La justice a condamné des parents qui avaient laissé leurs enfants livrés à eux-mêmes dans un banga de Dzoumogné jusqu’en 2013. Mais la scène s’est reproduite ces derniers jours.
Le récit, à peine croyable, pourrait sortir de la littérature du XIXe siècle. La juge Peyrot qui présente l’affaire en connaît déjà les détails mais elle semble encore incrédule au fur et à mesure qu’elle raconte. C’est l’histoire de 4 enfants âgés de six, neuf, onze et douze ans qui vivaient dans un petit banga insalubre à Dzoumogné. A partir de 2010 et jusqu’à fin 2013, leurs parents les ont laissés là, sans eux, sous l’autorité d’une «grande». La cousine qui veille sur les enfants est alors âgée de 13 ans.
Les parents se sont séparés. Dans cette affaire encore, le père a refusé de s’occuper de ses enfants. Quant à la mère, partie avec un autre homme, elle ne pouvait pas ou ne souhaitait pas les prendre en charge. Alors, la solution avait été cette cousine.

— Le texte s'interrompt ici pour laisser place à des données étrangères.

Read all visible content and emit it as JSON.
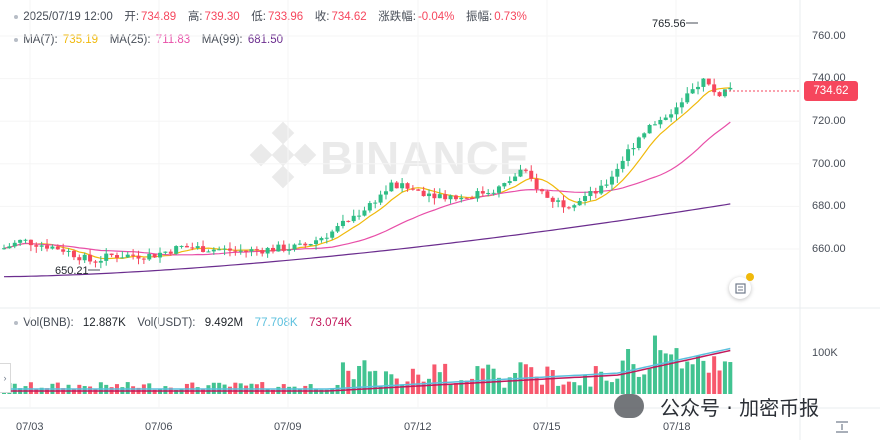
{
  "header": {
    "date": "2025/07/19 12:00",
    "open_label": "开:",
    "open": "734.89",
    "high_label": "高:",
    "high": "739.30",
    "low_label": "低:",
    "low": "733.96",
    "close_label": "收:",
    "close": "734.62",
    "change_label": "涨跌幅:",
    "change": "-0.04%",
    "amplitude_label": "振幅:",
    "amplitude": "0.73%"
  },
  "ma_legend": {
    "ma7_label": "MA(7):",
    "ma7": "735.19",
    "ma25_label": "MA(25):",
    "ma25": "711.83",
    "ma99_label": "MA(99):",
    "ma99": "681.50"
  },
  "volume_legend": {
    "vol_bnb_label": "Vol(BNB):",
    "vol_bnb": "12.887K",
    "vol_usdt_label": "Vol(USDT):",
    "vol_usdt": "9.492M",
    "vol_ma1": "77.708K",
    "vol_ma2": "73.074K"
  },
  "price_axis": [
    "760.00",
    "740.00",
    "720.00",
    "700.00",
    "680.00",
    "660.00"
  ],
  "volume_axis": [
    "100K"
  ],
  "date_axis": [
    "07/03",
    "07/06",
    "07/09",
    "07/12",
    "07/15",
    "07/18"
  ],
  "current_price": "734.62",
  "high_marker": "765.56",
  "low_marker": "650.21",
  "watermark": "BINANCE",
  "footer_watermark": "公众号 · 加密币报",
  "colors": {
    "up": "#2ebd85",
    "down": "#f6465d",
    "ma7": "#f0b90b",
    "ma25": "#e84fa8",
    "ma99": "#6b2d8e",
    "vol_ma1": "#5bc0de",
    "vol_ma2": "#c2185b"
  }
}
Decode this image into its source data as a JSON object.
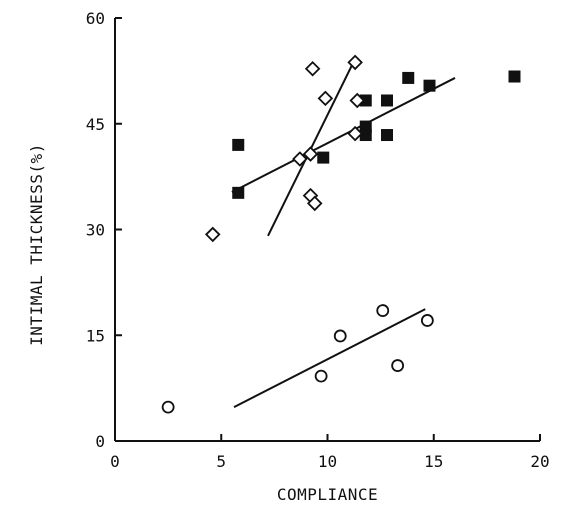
{
  "chart_data": {
    "type": "scatter",
    "xlabel": "COMPLIANCE",
    "ylabel": "INTIMAL THICKNESS(%)",
    "xlim": [
      0,
      20
    ],
    "ylim": [
      0,
      60
    ],
    "x_ticks": [
      0,
      5,
      10,
      15,
      20
    ],
    "y_ticks": [
      0,
      15,
      30,
      45,
      60
    ],
    "x_tick_labels": [
      "0",
      "5",
      "10",
      "15",
      "20"
    ],
    "y_tick_labels": [
      "0",
      "15",
      "30",
      "45",
      "60"
    ],
    "grid": false,
    "legend": false,
    "series": [
      {
        "marker": "square-filled",
        "points": [
          {
            "x": 5.8,
            "y": 42.0
          },
          {
            "x": 5.8,
            "y": 35.2
          },
          {
            "x": 9.8,
            "y": 40.2
          },
          {
            "x": 11.8,
            "y": 48.3
          },
          {
            "x": 11.8,
            "y": 44.6
          },
          {
            "x": 11.8,
            "y": 43.4
          },
          {
            "x": 12.8,
            "y": 48.3
          },
          {
            "x": 12.8,
            "y": 43.4
          },
          {
            "x": 13.8,
            "y": 51.5
          },
          {
            "x": 14.8,
            "y": 50.4
          },
          {
            "x": 18.8,
            "y": 51.7
          }
        ],
        "fit_line": {
          "x": [
            5.5,
            16.0
          ],
          "y": [
            35.3,
            51.5
          ]
        }
      },
      {
        "marker": "diamond-open",
        "points": [
          {
            "x": 4.6,
            "y": 29.3
          },
          {
            "x": 8.7,
            "y": 40.0
          },
          {
            "x": 9.2,
            "y": 40.7
          },
          {
            "x": 9.2,
            "y": 34.8
          },
          {
            "x": 9.4,
            "y": 33.7
          },
          {
            "x": 9.3,
            "y": 52.8
          },
          {
            "x": 9.9,
            "y": 48.6
          },
          {
            "x": 11.3,
            "y": 53.7
          },
          {
            "x": 11.4,
            "y": 48.3
          },
          {
            "x": 11.3,
            "y": 43.6
          }
        ],
        "fit_line": {
          "x": [
            7.2,
            11.2
          ],
          "y": [
            29.1,
            53.6
          ]
        }
      },
      {
        "marker": "circle-open",
        "points": [
          {
            "x": 2.5,
            "y": 4.8
          },
          {
            "x": 9.7,
            "y": 9.2
          },
          {
            "x": 10.6,
            "y": 14.9
          },
          {
            "x": 12.6,
            "y": 18.5
          },
          {
            "x": 13.3,
            "y": 10.7
          },
          {
            "x": 14.7,
            "y": 17.1
          }
        ],
        "fit_line": {
          "x": [
            5.6,
            14.6
          ],
          "y": [
            4.8,
            18.7
          ]
        }
      }
    ]
  }
}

Le père et la mère leur amenaient à manger et quelques courses : un sac de riz, un carton de mabawas, un savon… Une fois par mois.
Plus aucun n’adulte ne s’occupe de leur scolarité, de leur sécurité ni même de leur santé. «Des fois, ils n’ont plus assez à manger pour faire un repas par jour», se scandalise la procureure Prampart.
Le signalement du service social du collège de Dzoumogné émeut beaucoup de monde. L’aide sociale à l’enfance se mobilise et place ces enfants dans des familles d’accueil. Ils obtiennent un droit de visite pendant les vacances scolaires jusqu’au jour où la mère ne les ramène pas et les garde sous son toit. Depuis, les mesures de placements sont officiellement levées.
La procédure judiciaire est lancée pour «soustraction à obligation légale». Ils se sont présentés une première fois au tribunal mais ils ne sont pas revenus pour le procès ce mercredi.
«Et aujourd’hui ? Ou sont les enfants ? Que deviennent-ils ?» demande la présidente.
«Tama a beaucoup de difficultés avec un enfant déficient intellectuel qui commettait des faits répréhensibles», indique Me Préaubert, l’avocate de l’association, partie civile pour les enfants. En effet, rien ne semble empêcher cette affaire de tomber toujours plus bas. Les deux ainés, deux garçons, posent de sérieux problèmes, les conséquences de cette vie de carences affectives et éducatives. On parle d’absentéisme, d’agression, de fugue et même de suspicion de viol sur une petite voisine de 3 ans.
On craint aussi pour la sécurité des deux petites sœurs.
Les enfants à nouveau seuls
Mais les représentantes de Tama venues pour éclairer le tribunal semblent bien en peine d’apporter une connaissance précise du quotidien des enfants. Alors que leur dernier rapport indique que le nouveau compagnon de la mère subvient aux besoins de la famille, on apprend qu’il est déjà parti pour une autre vie. Le juge Laurent Sabatier invite d’ailleurs les jeunes travailleurs sociaux de Tama à faire preuve d’une plus grande prudence dans les conclusions de leurs rapports et à ne pas hésiter à employer le conditionnel.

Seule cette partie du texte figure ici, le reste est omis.